Handle overflow gracefully
Even when going for PTU you will potentially hit 429… It changes why you get a 429 though — it becomes a capacity limit you chose — yet it doesn’t make the error disappear. Two reasons keep it on the table:
- Traffic exceeds your provisioned ceiling. Unless you over-provision for every conceivable peak — which the strategy section argues is rarely worth it — some spike eventually pushes past your floor, and the service returns 429 the instant utilization hits 100%.
- Your PAYG fallback can itself be throttled. If you spill overflow onto a standard deployment, that deployment is back on shared TPM/RPM quota and can return 429 too. The fallback is not guaranteed.
So the handling code is still mandatory. Here’s what it looks like, built up in layers:
-
Honor the retry-after headers. Every 429 comes back with
retry-afterandretry-after-ms, telling you exactly how long to wait before the next call will be accepted. Sleep for that long, then retry — don’t guess at a backoff. The Azure OpenAI SDKs already do this for you, honoring the header automatically; the default ismax_retries = 2, and you can raise or disable it:client = OpenAI( api_key=os.getenv("AZURE_OPENAI_API_KEY"), base_url="https://<myResourceName>.openai.azure.com/openai/v1/", max_retries=5, # default is 2 ) -
Bound the retries and add jitter. Cap how many times you retry, and add a little randomness to each wait so that a fleet of clients all bouncing off the same 429 doesn’t resynchronize into a fresh spike a moment later.
-
Redirect overflow to a fallback. Rather than wait, you can act the instant the 429 lands and send the request to a second deployment — typically a standard (pay-as-you-go) deployment of the same model. This is exactly the “provisioned floor + PAYG peak” shape we keep coming back to: your PTU absorbs steady demand at the committed rate, and the spiky top spills over to per-token billing instead of erroring out. Azure can automate this with the spillover feature, which routes would-be-429 requests to a designated standard deployment. (Spillover is supported by Azure OpenAI models, but not by every family — DeepSeek and Llama, for instance — so check support first, and remember from above that the fallback can be throttled too.)
-
Degrade gracefully when everything else is spent. Once retries and fallback are exhausted, fail soft rather than hard — this is the airline chatbot from the opening, returning a friendly “high demand, try again in a moment” instead of a stack trace. Queue the request for asynchronous processing, serve a cached or cheaper answer, or drop to a smaller model. The user should never see the raw 429.
-
Observe all of it. Meter your 429 rate, retry counts, spillover volume, and utilization %. That telemetry is the feedback loop for capacity planning.
Conclusion
Designing a resilient LLM-based system is a two-part problem: capacity planning and error handling. Most teams get the second part right — they write retry loops, implement fallback deployments, and return graceful degradation messages when the model is unavailable. Far fewer invest equal energy in the first part.

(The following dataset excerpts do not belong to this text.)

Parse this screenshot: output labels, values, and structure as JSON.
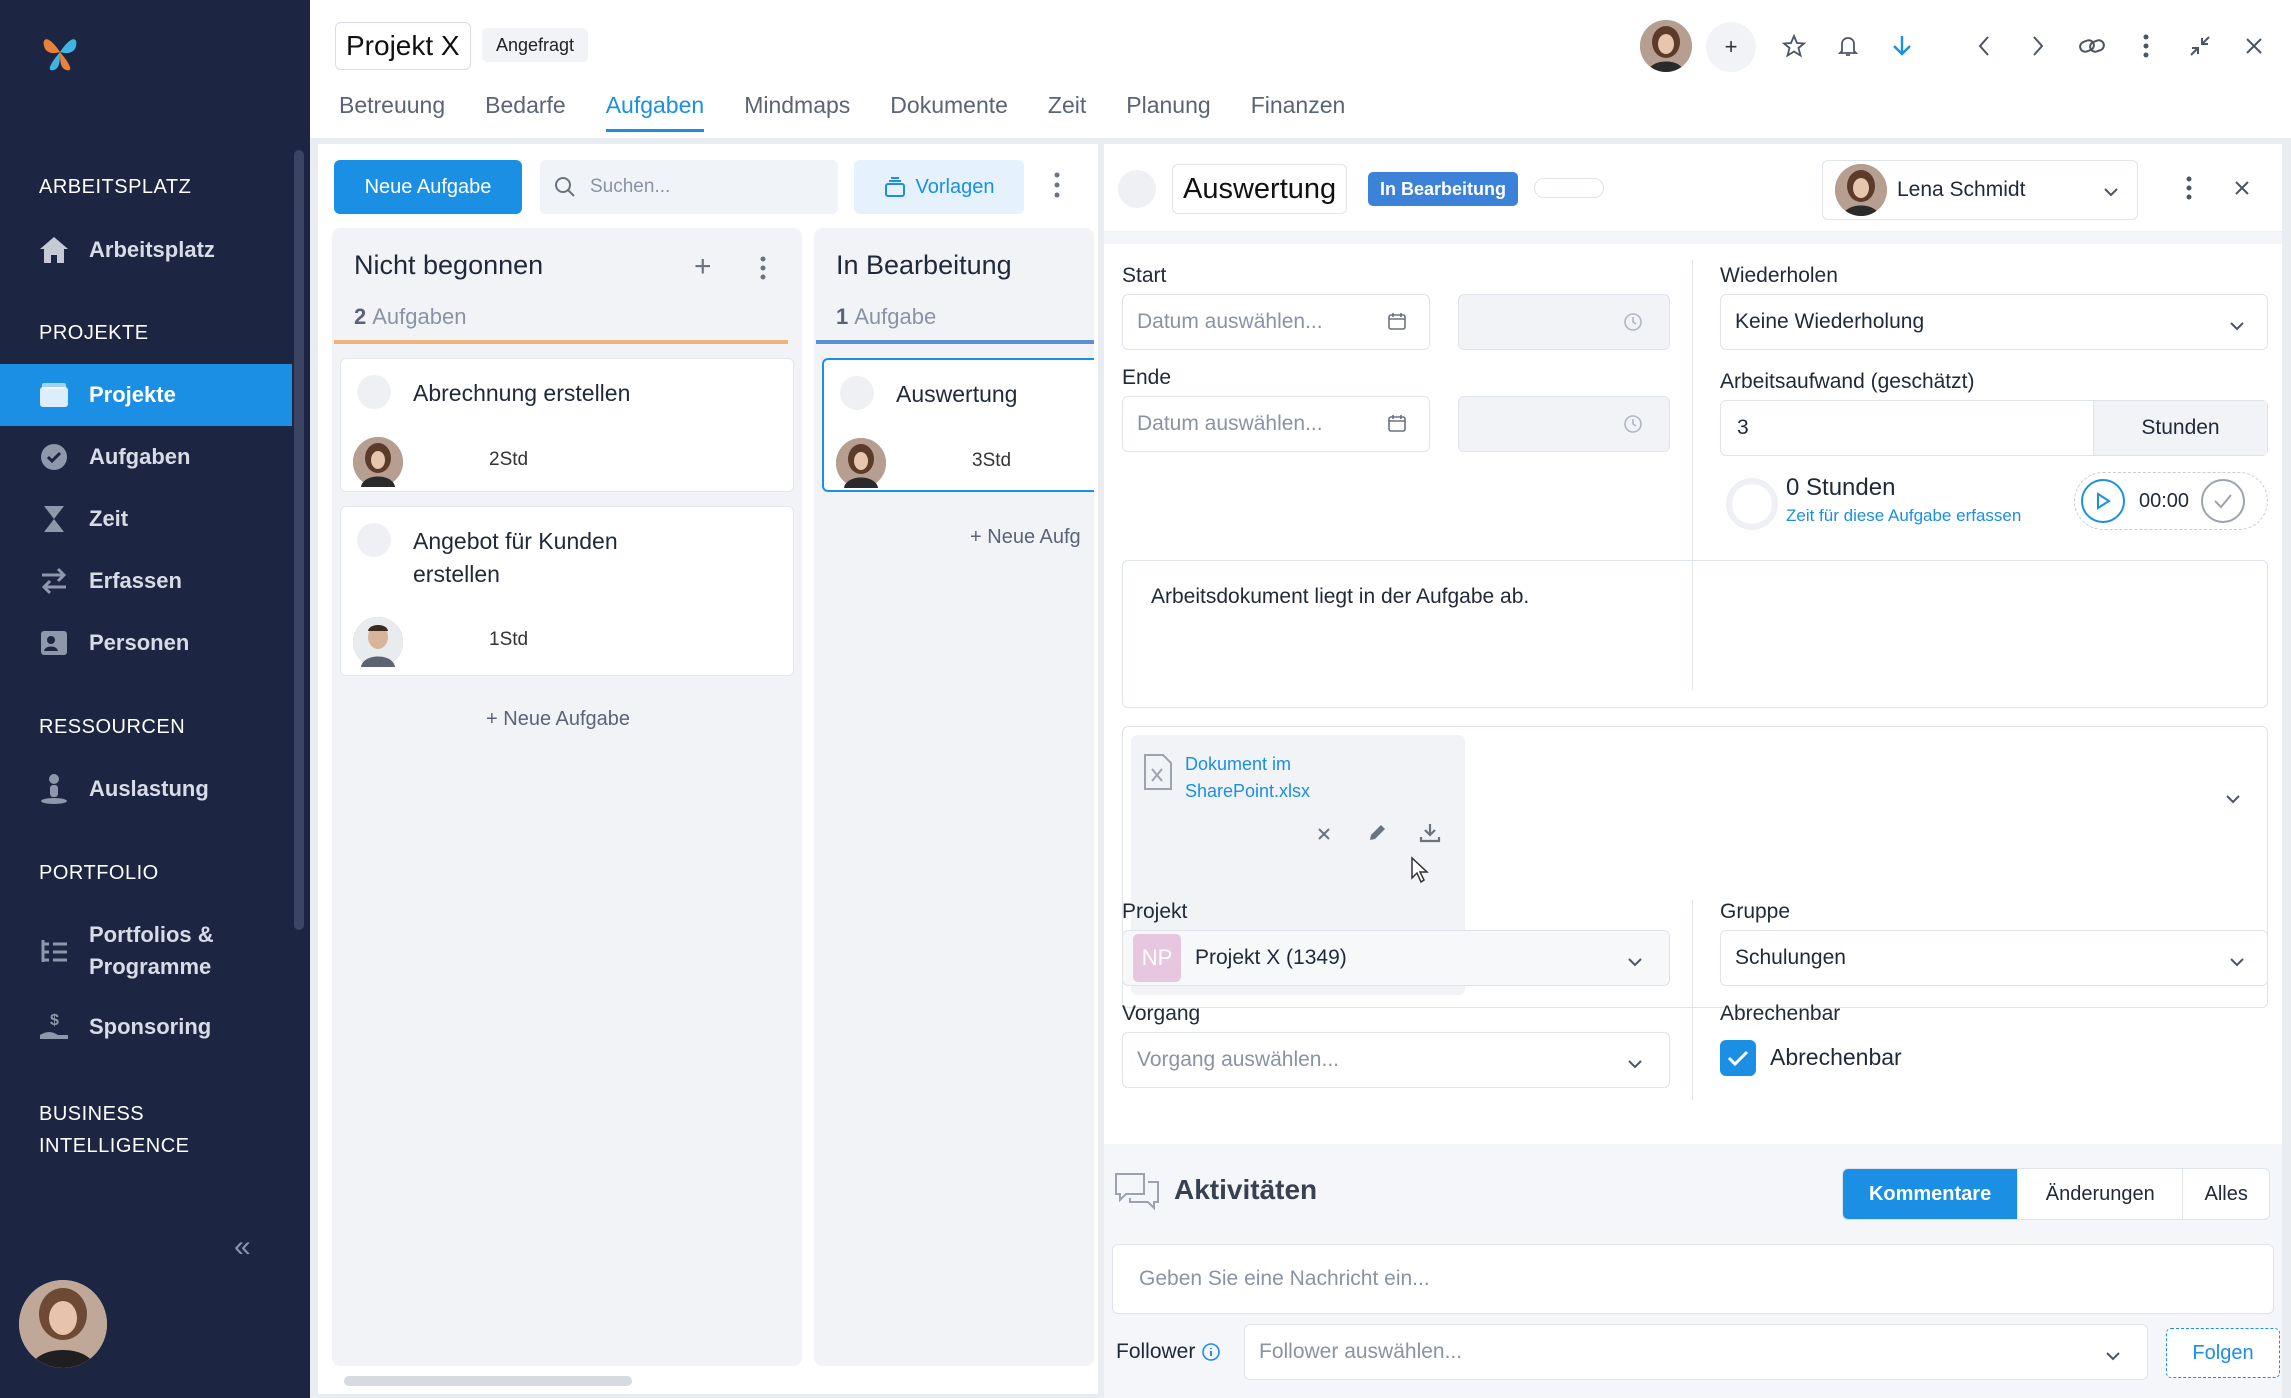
{
  "sidebar": {
    "sections": [
      {
        "heading": "ARBEITSPLATZ",
        "items": [
          {
            "label": "Arbeitsplatz",
            "icon": "home-icon"
          }
        ]
      },
      {
        "heading": "PROJEKTE",
        "items": [
          {
            "label": "Projekte",
            "icon": "folder-icon",
            "active": true
          },
          {
            "label": "Aufgaben",
            "icon": "check-circle-icon"
          },
          {
            "label": "Zeit",
            "icon": "hourglass-icon"
          },
          {
            "label": "Erfassen",
            "icon": "transfer-icon"
          },
          {
            "label": "Personen",
            "icon": "person-card-icon"
          }
        ]
      },
      {
        "heading": "RESSOURCEN",
        "items": [
          {
            "label": "Auslastung",
            "icon": "person-load-icon"
          }
        ]
      },
      {
        "heading": "PORTFOLIO",
        "items": [
          {
            "label": "Portfolios & Programme",
            "icon": "tree-list-icon"
          },
          {
            "label": "Sponsoring",
            "icon": "hand-dollar-icon"
          }
        ]
      },
      {
        "heading": "BUSINESS INTELLIGENCE",
        "items": []
      }
    ]
  },
  "header": {
    "project_name": "Projekt X",
    "status": "Angefragt",
    "add_label": "+",
    "tabs": [
      "Betreuung",
      "Bedarfe",
      "Aufgaben",
      "Mindmaps",
      "Dokumente",
      "Zeit",
      "Planung",
      "Finanzen"
    ],
    "active_tab": "Aufgaben"
  },
  "board": {
    "new_task_button": "Neue Aufgabe",
    "search_placeholder": "Suchen...",
    "templates_button": "Vorlagen",
    "columns": [
      {
        "title": "Nicht begonnen",
        "count": "2",
        "count_label": "Aufgaben",
        "accent": "#f0b27a",
        "cards": [
          {
            "title": "Abrechnung erstellen",
            "hours": "2Std"
          },
          {
            "title": "Angebot für Kunden erstellen",
            "hours": "1Std"
          }
        ],
        "add_label": "Neue Aufgabe"
      },
      {
        "title": "In Bearbeitung",
        "count": "1",
        "count_label": "Aufgabe",
        "accent": "#5b8fd6",
        "cards": [
          {
            "title": "Auswertung",
            "hours": "3Std"
          }
        ],
        "add_label": "Neue Aufg"
      }
    ]
  },
  "detail": {
    "title": "Auswertung",
    "status": "In Bearbeitung",
    "assignee": "Lena Schmidt",
    "start_label": "Start",
    "end_label": "Ende",
    "date_placeholder": "Datum auswählen...",
    "repeat_label": "Wiederholen",
    "repeat_value": "Keine Wiederholung",
    "effort_label": "Arbeitsaufwand (geschätzt)",
    "effort_value": "3",
    "effort_unit": "Stunden",
    "tracked_hours": "0 Stunden",
    "track_link": "Zeit für diese Aufgabe erfassen",
    "timer": "00:00",
    "description": "Arbeitsdokument liegt in der Aufgabe ab.",
    "attachment_line1": "Dokument im",
    "attachment_line2": "SharePoint.xlsx",
    "project_label": "Projekt",
    "project_initials": "NP",
    "project_value": "Projekt X (1349)",
    "group_label": "Gruppe",
    "group_value": "Schulungen",
    "process_label": "Vorgang",
    "process_placeholder": "Vorgang auswählen...",
    "billable_label": "Abrechenbar",
    "billable_checkbox_label": "Abrechenbar",
    "billable": true
  },
  "activities": {
    "title": "Aktivitäten",
    "tabs": [
      "Kommentare",
      "Änderungen",
      "Alles"
    ],
    "active_tab": "Kommentare",
    "message_placeholder": "Geben Sie eine Nachricht ein...",
    "follower_label": "Follower",
    "follower_placeholder": "Follower auswählen...",
    "follow_button": "Folgen"
  },
  "colors": {
    "accent": "#1a8fe3",
    "sidebar": "#1c2541"
  }
}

That imbalance is understandable. Error handling is a software problem, and software engineers are trained to solve software problems. Capacity planning feels more like an infrastructure or finance decision — something to hand off to ops or revisit at the next quarterly review. But when you treat capacity as an afterthought, error handling becomes load-bearing. Your retries, fallbacks, and “please try again later” messages are no longer a safety net; they are the primary mechanism keeping your product from falling over. That is a fragile position to be in.
PTU is the tool that shifts the balance. By reserving a floor of dedicated compute, you eliminate the ambient 429 noise of shared quota and give your error handling code the breathing room it was always supposed to have — something to catch genuine edge cases, not routine traffic. The two layers reinforce each other: solid capacity planning reduces how often error handling fires; solid error handling ensures that when capacity is genuinely exhausted, the experience degrades gracefully rather than catastrophically.
Build both. Plan for capacity first, then plan for what happens when capacity isn’t enough.